To determine whether high-quality nurse-recorded auscultatory blood pressure (BP) values obtained at a single visit predict cardiovascular target organ changes as closely as ambulatory BP measurements.
In a randomly selected population sample (n = 458, 21% receiving antihypertensive treatment; approximately 40% hypertensive), we compared high-quality single visit nurse-recorded auscultatory BP values to same-day 24-h ambulatory BP in their ability to predict multiple target organ changes [left ventricular mass index (LVMI), left ventricle (LV) mean wall thickness (MWT), early-to-late transmitral velocity ratios (E/A), (echocardiography); log of urinary albumin-to-creatinine ratios (log ACR) (24-h urine samples); large artery dysfunction [carotid-femoral pulse wave velocity (PWV) and central augmentation index (Alc) (applanation tonometry)].

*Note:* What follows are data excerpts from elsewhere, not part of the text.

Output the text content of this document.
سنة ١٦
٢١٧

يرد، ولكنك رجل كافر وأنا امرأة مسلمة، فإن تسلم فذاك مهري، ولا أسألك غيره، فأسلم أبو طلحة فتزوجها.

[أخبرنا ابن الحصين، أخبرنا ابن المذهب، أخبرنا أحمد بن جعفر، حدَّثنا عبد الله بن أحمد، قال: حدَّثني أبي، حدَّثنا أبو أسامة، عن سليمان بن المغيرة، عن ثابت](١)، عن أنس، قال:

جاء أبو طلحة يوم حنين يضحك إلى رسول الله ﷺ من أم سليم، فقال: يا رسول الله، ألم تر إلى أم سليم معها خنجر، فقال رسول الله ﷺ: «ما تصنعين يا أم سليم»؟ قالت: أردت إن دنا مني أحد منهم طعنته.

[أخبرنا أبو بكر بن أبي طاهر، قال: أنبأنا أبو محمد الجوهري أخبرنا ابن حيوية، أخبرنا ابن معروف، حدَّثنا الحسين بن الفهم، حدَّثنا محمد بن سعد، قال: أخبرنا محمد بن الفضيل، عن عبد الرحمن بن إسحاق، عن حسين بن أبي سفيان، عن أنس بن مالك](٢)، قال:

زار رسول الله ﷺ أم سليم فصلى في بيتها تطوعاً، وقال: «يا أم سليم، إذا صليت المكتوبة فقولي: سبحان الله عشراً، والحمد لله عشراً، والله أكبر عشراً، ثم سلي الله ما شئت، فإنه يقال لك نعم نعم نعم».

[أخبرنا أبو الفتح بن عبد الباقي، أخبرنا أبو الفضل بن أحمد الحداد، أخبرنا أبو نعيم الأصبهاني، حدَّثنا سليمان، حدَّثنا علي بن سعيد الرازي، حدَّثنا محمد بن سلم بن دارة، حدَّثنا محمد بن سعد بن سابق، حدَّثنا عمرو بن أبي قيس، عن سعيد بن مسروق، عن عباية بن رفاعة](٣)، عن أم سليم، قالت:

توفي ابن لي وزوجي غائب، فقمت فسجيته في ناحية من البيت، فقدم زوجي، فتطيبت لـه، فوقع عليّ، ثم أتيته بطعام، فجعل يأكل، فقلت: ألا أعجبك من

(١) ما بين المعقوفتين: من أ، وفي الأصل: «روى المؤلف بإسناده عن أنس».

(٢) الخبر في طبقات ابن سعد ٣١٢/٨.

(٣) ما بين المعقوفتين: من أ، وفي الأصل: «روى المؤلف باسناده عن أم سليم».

Nurse-recorded systolic BP (SBP) measurements obtained at a single visit were as closely associated with LVMI (r = 0.44), LV MWT (r = 0.44), E/A (r = −0.55), log ACR (r = 0.20), PWV (r = 0.62) and AIc (r = 0.41) (P < 0.0001 for all relations) as was 24-h SBP (LVMI; r = 0.33, LV MWT; r = 0.37, E/A; r = −0.35, log ACR; r = 0.24, PWV; r = 0.41, and AIc; r = 0.18, P < 0.001 for all relations) and either day or night SBP. On multivariate regression analysis with both nurse-recorded SBP and 24-h SBP in the same model, nurse-recorded SBP was independently associated with LVMI (P = 0.006), LV MWT (P = 0.03), E/A (P < 0.02), PWV (P < 0.0001) and AIc (P = 0.0002), and 24-h SBP was independently and positively associated with log ACR (P < 0.005), and PWV (P = 0.01).
One or more, high-quality single visit nurse-recorded auscultatory BP measurements may be equally as effective as ambulatory BP in predicting target organ damage in a population sample of African ancestry.